Talvihorros – And It Was So
Ben Chatwin kommt auf seinem vierten Album unter dem Talvihorros-Banner dem Wunsch im Titel des eröffnenden ‚Let There be Light‚ nicht nach: ‚And it Was So‚ ist facettenreicher aber auch zielloser Ambient, der sich aus zahlreichen Nachbar-Genres speist und dabei die schweren Vorhänge gründlich zuzieht.
Näher ran an strukturiertes Songwriting kommt Chatwin auf ‚And It Was So‚ dabei selten, als ausgerechnet im mit über elf Minuten längsten Track, dem besagten Opener und gleichermaßen Leitwolf der Platte: gemächliche, drohende Drone-Riffs ziehen da unheilschwanger über verstörenden Sprachsamples auf; nichts wird konkret, bis ein Schlagzeug einsetzt, dass Bohren und der Club of Gore zwar immer noch schnell finden würden, hier aber nur Ausdruck der absoluten Losgelöstheit der Soundarbeiten Chatwin’s von Struktur und Zeit ist. Sequencerflächen treiben hier über Gitarren, die derartig großflächig funktionieren, dass sie nur selten so klar im Raum stehen wie im anmutigen ‚Great Sea Monsters‚. Viel lieber will ‚And It Was So‚ nämlich jene Art undefinierbaren Klangerlebnises mit beunruhigender Schlagseite sein, dass stockdunkle Wälder leuchtend erfüllt und gleichzeitig in finsteren Straßenschluchten funktioniert.
Dass Talvihorros (finnisch für Winterschlaf) in ihrem einnehmenden Schleier der Dunkelheit zu ambitioniert oder überladen zu Werke ginge, kann man Chatwin trotz – oder gerade wegen -der zahlreichen Gäste (Christoph Berg, Oliver Barrett, Anais Lalange, Jordan Chatwin – alte Denovali-Bekannte also vordergründig) nicht vorwerfen; dass es auf dem schwelgenden Nachttrip ‚And So It Was‚ vieles zu entdecken gibt, ist gerade einer der Vorzüge der Platte: besagtes ‚Let There be Light‚ wird hinten raus etwa der Schulterschluss aus weichem Mitternachts-Industrial und schwerem Doom-Jazz, ‚The Two Great Lights‚ mittendrin zur eventuell logischen Schnittmenge aus Sunn O))) und Johny Jewels Symmetry-Arbeit. Irgendwo tauchen im dichten Nebel der Effekte immer wieder sanfte Pianotupfer, feiste Beckenschläge, Celli oder Violinen auf, leise Rhythmen entstehen und verschwinden wieder, hier geistern anmutige Streicher, dort zieht ein weiterer Synthie-Wald auf, die Doomjazz Corporation lugt nicht nur bei ‚In The Midst Of The Waters‚ um die Ecke, Silent Hill ist hier nicht nur eine ferne Erinnerung.

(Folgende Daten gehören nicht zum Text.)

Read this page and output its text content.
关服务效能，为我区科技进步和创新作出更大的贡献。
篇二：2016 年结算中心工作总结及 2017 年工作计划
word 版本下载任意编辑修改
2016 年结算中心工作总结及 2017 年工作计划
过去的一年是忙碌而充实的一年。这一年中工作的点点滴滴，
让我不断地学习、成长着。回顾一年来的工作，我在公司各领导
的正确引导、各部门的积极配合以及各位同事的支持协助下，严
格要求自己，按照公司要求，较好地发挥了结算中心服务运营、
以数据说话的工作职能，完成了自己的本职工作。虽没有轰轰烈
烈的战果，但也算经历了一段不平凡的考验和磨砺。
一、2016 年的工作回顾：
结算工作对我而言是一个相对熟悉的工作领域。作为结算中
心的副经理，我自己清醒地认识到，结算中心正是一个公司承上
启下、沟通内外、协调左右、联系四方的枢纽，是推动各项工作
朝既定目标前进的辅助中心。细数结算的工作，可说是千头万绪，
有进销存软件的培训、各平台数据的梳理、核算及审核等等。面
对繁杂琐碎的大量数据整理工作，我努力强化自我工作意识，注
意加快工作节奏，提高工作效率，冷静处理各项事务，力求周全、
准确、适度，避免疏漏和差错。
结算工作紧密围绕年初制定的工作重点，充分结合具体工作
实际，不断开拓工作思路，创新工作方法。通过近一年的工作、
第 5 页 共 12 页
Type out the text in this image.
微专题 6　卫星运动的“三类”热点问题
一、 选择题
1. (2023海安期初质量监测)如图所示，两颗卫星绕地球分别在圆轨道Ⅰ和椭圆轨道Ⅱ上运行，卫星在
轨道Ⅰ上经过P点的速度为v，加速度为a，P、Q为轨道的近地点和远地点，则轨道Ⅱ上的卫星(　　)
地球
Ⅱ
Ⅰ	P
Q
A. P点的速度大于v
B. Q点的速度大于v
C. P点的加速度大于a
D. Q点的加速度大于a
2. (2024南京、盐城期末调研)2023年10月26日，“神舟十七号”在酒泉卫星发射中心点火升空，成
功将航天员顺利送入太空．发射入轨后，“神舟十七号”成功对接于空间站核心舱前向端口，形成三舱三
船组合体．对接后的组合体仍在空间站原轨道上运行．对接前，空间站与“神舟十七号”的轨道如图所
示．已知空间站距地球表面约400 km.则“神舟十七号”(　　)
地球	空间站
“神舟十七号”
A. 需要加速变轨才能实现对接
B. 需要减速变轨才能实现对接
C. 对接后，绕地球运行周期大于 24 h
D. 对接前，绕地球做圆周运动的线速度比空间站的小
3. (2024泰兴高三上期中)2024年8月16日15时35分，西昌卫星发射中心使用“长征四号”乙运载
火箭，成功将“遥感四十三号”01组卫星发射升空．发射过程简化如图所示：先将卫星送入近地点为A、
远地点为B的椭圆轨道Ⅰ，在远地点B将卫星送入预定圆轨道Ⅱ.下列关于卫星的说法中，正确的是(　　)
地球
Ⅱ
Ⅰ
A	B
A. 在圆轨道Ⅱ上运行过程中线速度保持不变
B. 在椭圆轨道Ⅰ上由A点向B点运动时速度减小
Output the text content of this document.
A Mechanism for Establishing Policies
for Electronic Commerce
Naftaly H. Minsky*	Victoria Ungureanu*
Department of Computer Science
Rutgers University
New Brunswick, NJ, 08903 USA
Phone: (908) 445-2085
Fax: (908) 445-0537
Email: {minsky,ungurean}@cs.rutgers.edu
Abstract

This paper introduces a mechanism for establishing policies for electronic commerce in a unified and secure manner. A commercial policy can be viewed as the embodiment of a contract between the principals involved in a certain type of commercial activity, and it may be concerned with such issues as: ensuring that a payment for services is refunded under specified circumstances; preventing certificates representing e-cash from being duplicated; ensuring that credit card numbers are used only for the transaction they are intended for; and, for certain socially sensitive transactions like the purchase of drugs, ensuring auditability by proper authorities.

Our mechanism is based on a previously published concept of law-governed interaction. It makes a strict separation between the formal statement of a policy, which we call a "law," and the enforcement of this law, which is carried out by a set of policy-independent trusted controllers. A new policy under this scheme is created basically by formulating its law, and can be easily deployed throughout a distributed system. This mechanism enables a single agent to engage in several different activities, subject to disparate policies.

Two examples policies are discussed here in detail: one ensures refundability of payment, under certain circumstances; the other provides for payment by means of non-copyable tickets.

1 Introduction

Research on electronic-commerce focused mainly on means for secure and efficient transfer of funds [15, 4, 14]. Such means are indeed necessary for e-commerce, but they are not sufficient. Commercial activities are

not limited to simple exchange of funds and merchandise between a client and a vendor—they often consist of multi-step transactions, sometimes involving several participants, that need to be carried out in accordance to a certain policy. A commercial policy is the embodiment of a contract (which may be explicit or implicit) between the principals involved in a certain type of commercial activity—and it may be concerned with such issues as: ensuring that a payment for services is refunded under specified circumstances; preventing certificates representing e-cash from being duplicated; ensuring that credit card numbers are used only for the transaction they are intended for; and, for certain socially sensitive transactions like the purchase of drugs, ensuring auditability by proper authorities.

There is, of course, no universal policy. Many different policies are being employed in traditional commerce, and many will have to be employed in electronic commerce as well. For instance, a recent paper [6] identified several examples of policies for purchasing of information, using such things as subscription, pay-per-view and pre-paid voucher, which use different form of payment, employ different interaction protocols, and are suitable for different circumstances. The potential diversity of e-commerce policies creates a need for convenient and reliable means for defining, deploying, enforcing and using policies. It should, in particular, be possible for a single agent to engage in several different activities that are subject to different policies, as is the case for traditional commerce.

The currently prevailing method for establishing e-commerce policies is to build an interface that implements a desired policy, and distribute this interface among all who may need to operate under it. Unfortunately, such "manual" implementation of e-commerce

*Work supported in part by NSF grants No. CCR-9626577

‚And It Was‚ mangelt es wahrhaftig nicht an Möglichkeiten, Talvihorros spielt seinen Versatzstück-Ambient stimmungsvoll und atmosphärisch dicht, und doch ist es der Umgang mit den zündende Ideen, die allein das reichhaltige Instrumentarium zur Verfügung stellt, der die vorhandenen PS nicht auf den Boden bringt: das plötzliche Ausfanden im sorgsam ausgebreiteten ‚Swarms Of Living Souls‚ steht symptomatisch für eine Platte, die nicht so oft wie sie wollte zu mehr als der Summe ihrer Teile verschmilzt, zu selten konkrete Ziele abseits aufblitzender Einfälle anvisiert und als stimmungsvolles Becken an eineinander fließend verlaufender Genres das Kopfkino nicht ohne Stottern zirkulieren lässt, schlicht hinter seinen Möglichkeiten zurück bleibt. Dass ist zwar bei weitem nichts, wofür sich Denovali Records schämen musste – ähnlich geartete Klangwelten kennt man dabei aber just aus deren Stall bereits um Klassen besser.